In the Agile scenario, “Active stakeholder participation” throughout the project's lifecycle is described as one of the key success factor.
Though there are now doubts in above said point, the issue comes when you have stakeholders coming from a complete not IT background and it’s difficult for them to perceive the functional software. Sounds wacky? It’s common in South Asian countries, especially in the government departments. Such stakeholders are defined as: “End users who tells you what they really want on the day you give them what they've asked for”. Oops, I can know what I really want is only after seeing it.
Another thing I’ve faced is the “tale of never ending open requirements”. The project is kicked-off, teams have been finalized and stakeholders are identified for requirements clarifications. Users keeps on explaining about the functional requirements and issues they face with the existing system. In the middle of a requirement clarification (asked from software analyst) the user realizes that they’ve missed something…and here comes the brand new feature that turns out to be one of the key requirement of the software. Poor analyst, curse himself why the hell he asked for the damn clarification. Now by end of requirement phase, you’ll actually see little projects, trying to pop out of the additional (key) requirements.
These are the most common scenarios that are bound to happen during the requirement analysis phase (in this part of the word). The waterfall method by no means can address such challenges. Agile may be helpful is some situations, or al-least minimizes the risks.
Successful (Agile) Requirements Analysis Rules (for Nerds):
The #1 rule reminds me a quote I’ve seen on internet; called - Hoggarth's Law Reworded by MHR from Chris Hoggarth's email October 2006. It says “Attempts to get answers early in a project fail as there are many more wrong questions than right ones. Activity during the early stages should be dedicated to finding the correct questions. Once the correct questions have been identified correct answers will naturally fall out of subsequent work without grief or excitement and there will be understanding of what the project is meant to achieve.”
That’s the Rule #1: Prepare yourself first, do the homework before you start collecting requirements. Be sure of what you need to know from user (and what not).
Few months back, I was looking for a Air-conditioner and saw an advertisement of a electrical retail chain in the newspaper. They were selling the 1.5 ton A.C. for Rs. 13,000. It was the best deal I would get anywhere in summers so I went to this shop to place an order (Also took the newspaper for reference). I asked the sales guy that I am willing to buy the A.C. that costs 13,000 bucks. He replied that it’s the exchange offer and also the cost depends on the condition of the old A.C. I was surprised and showed him the newspaper where the exchange condition was nowhere mentioned. Now, this guy show me a small (microscopic) * in the advertisement that says “conditions apply”. I was shocked.
Rule #2: Be transparent and set the expectation right from day one. Don’t make too much assumptions in requirements.
The extension of Rule #2 is the rule of communication (language). Even if I had seen the “condition apply” (using magnifier), It was still difficult for me to understand what exactly does it means.
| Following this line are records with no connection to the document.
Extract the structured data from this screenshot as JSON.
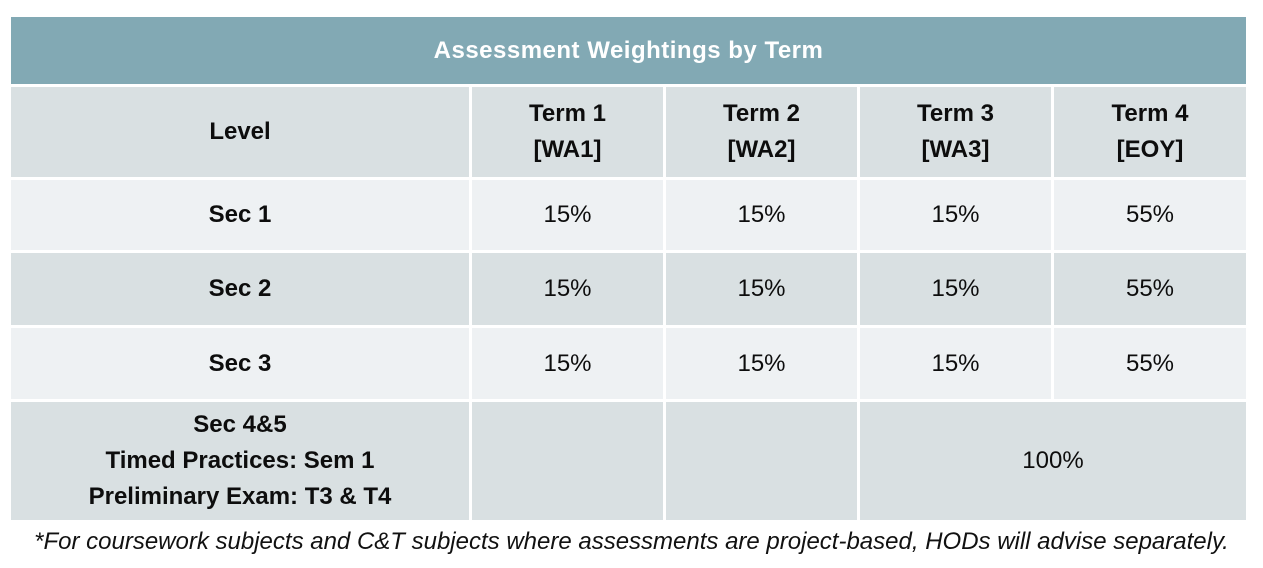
{
  "title": "Assessment Weightings by Term",
  "table": {
    "columns": [
      {
        "label": "Level"
      },
      {
        "label": "Term 1\n[WA1]"
      },
      {
        "label": "Term 2\n[WA2]"
      },
      {
        "label": "Term 3\n[WA3]"
      },
      {
        "label": "Term 4\n[EOY]"
      }
    ],
    "rows": [
      {
        "level": "Sec 1",
        "cells": [
          "15%",
          "15%",
          "15%",
          "55%"
        ]
      },
      {
        "level": "Sec 2",
        "cells": [
          "15%",
          "15%",
          "15%",
          "55%"
        ]
      },
      {
        "level": "Sec 3",
        "cells": [
          "15%",
          "15%",
          "15%",
          "55%"
        ]
      }
    ],
    "last_row": {
      "level": "Sec 4&5\nTimed Practices: Sem 1\nPreliminary Exam: T3 & T4",
      "term1": "",
      "term2": "",
      "merged_value": "100%"
    }
  },
  "footnote": "*For coursework subjects and C&T subjects where assessments are project-based, HODs will advise separately.",
  "colors": {
    "title_bg": "#82a9b4",
    "title_text": "#ffffff",
    "row_dark": "#d9e0e2",
    "row_light": "#eef1f3",
    "body_text": "#0d0d0d",
    "page_bg": "#ffffff"
  }
}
The description of “conditions apply” must be given somewhere in the advertisement so that customer like me are not fooled around.
Develop a method to communicate with customers. Generally end users understand the user interface they are going to work with. Developing a UI prototype during the analysis would be of great help to end users and requirement analysts.
Rule #3: If it's is not on a paper it's never been said. Document each requirement clearly and maintain it’s relationship (traceability) in each phase.